Kesimpulan tersebut diatas ternyata sesuai dengan kerangka Sejarah Indonesia pada umumnya dan juga sejarah yang berada di daerah Jawa Tengah pada khususnya. Periode antara abad ke-8 dan pertengahan abad ke-9 terkenal sebagai “ Abad  Emas  Wangsa  Syailendra ”.  Kerajaan ini di tandai  dengan di bangunnya sejumlah besar candi-candi yang menggambarkan adanya semangat  membangun yang luar biasa.  Candi-candi yang berada di lereng-lereng gunung kebanyakan berciri khas bangunan Budha, tetapi juga ada sebagian khas Hindu.
Demikian kesimpulan yang dapat di tarik bahwa Candi Borobudur di bangun oleh Wangsa Syailendra  yang  terkenal dalam sejarah usahanya untuk menjungjung tinggi  dan  mengagungkan agama Budha Mahayana.
3.2 Bentuk Bangunan Archa Budha
Candi borobudur di buat atau di bangun menggunakan batu Andesit sebanyak. Pada Candi Borobudhur berbentuk limas yang berundak-undak dengan tangga naik pada keempat sisi nya (Timur,Selatan,Barat,dan Utara). Pada candi borobudur tidak ada ruangan di mana orang bisa masuk melainkan  hanya bisa naik sampai terasanya. Lebar bangunan candi borobudur = 123m, pada sudut yang membelok sama dengan 113 m, tinggi bangunan candi  =34,5 m. Pada candi yang asli di tutup dengan batu sebanyak 12.750  sebagai selaras dan undaknya. Candi borobudur merupakan tiruan besar yaitu: kamadhatu, ruppadhatu. Dan aruphadatu.
Kamadhatu :
Sama dengan alam bahwah atau dunia hasrat, dalam dunia ini manusia terikat pada hasrat bahkan di kuasai oleh hasrat, kemauan dan hawa napsu. Relief-relief ini terdapat pada bagian kaki candi asli yang menggambarkan adegan-adegan karmawibangga, ialah yang melukiskan hukum sebab dan akibatnya.
Rupphadatu:
Sama dengan alam bawah atau dunia hasrat, dalam alam  ini manusia telah meninggalkan segala urusan keduniawian dan hasrtat ataupun kemauan.
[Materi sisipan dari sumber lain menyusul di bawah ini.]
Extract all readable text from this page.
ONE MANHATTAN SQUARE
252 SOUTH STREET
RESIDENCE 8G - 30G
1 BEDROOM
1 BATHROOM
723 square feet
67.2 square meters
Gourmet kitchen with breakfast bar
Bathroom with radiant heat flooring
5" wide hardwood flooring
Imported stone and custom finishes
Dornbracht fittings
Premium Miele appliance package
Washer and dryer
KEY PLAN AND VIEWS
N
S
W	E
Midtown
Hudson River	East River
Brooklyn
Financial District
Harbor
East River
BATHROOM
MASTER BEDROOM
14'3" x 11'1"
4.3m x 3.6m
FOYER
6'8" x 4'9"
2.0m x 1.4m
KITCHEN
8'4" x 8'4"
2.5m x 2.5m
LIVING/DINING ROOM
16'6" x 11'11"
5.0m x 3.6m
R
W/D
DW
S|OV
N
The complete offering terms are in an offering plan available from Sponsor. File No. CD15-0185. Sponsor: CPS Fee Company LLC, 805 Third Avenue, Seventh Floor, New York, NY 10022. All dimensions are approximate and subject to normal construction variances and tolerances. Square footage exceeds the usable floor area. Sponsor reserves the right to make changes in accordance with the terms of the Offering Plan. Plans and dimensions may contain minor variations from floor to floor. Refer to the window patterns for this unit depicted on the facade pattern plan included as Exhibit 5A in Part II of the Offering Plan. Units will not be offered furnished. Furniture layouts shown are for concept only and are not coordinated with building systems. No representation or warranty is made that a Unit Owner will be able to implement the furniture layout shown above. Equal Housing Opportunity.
Bagian ini terdapat pada lorong 1-4.
Aruphadatu:
Sama dengan alam atas atau dunia tanpa rupa, yaitu tempat para dewa, bagian ini terdapat pada teras bundar I.,II, Dan III beserta stupa induknya.
3.3 Usaha Penyelamatan Archa Budha Candi borobudur
            Sejak Candi Borobudur di temukan kembali, di mulailah usaha-usaha perbaikan dan pugar kembali bangunan candi Borobudur. Mula-mula hanay di lakukan perbaikan secara kecil-kecilan serta pembuatan gambar dan foto reliefnya. Pekerjaan pemugaran yang boleh di katakan agak besar yang pertama kali di adakan pada tahun 1907 sampai 1911. Pemugaran pertama di lakukan oleh Theodore Van Erp, di bahwah pengarahannya stupa-stupa yang hancur di tata kembali, ukiran-ukiran di bersihkan dari lumut, kotoran dan sejenisnya. Maksud dari pemugaran yang di pimpin Theodore Van Erp adalah untuk menghindarkan kerusakan-kerusakan lebih lanjut pada bangunan Candi Borobudur. Walaupun banyak bagian dari tembok-tembok dan dinding-dinding terutama tiga tingkat dari bawah yaitu sebelah barat dari laut, utara dan timur laut masih banyak yang miring dan sangat mengkhawatirkan bagi para pengunjung maupun bangunannya sendiri, pekerjaan Theodore Van Erp tersebut untuk sementara bangunan Candi Borobudur dapat di selamatkan dari kerusakan yang lebih besar.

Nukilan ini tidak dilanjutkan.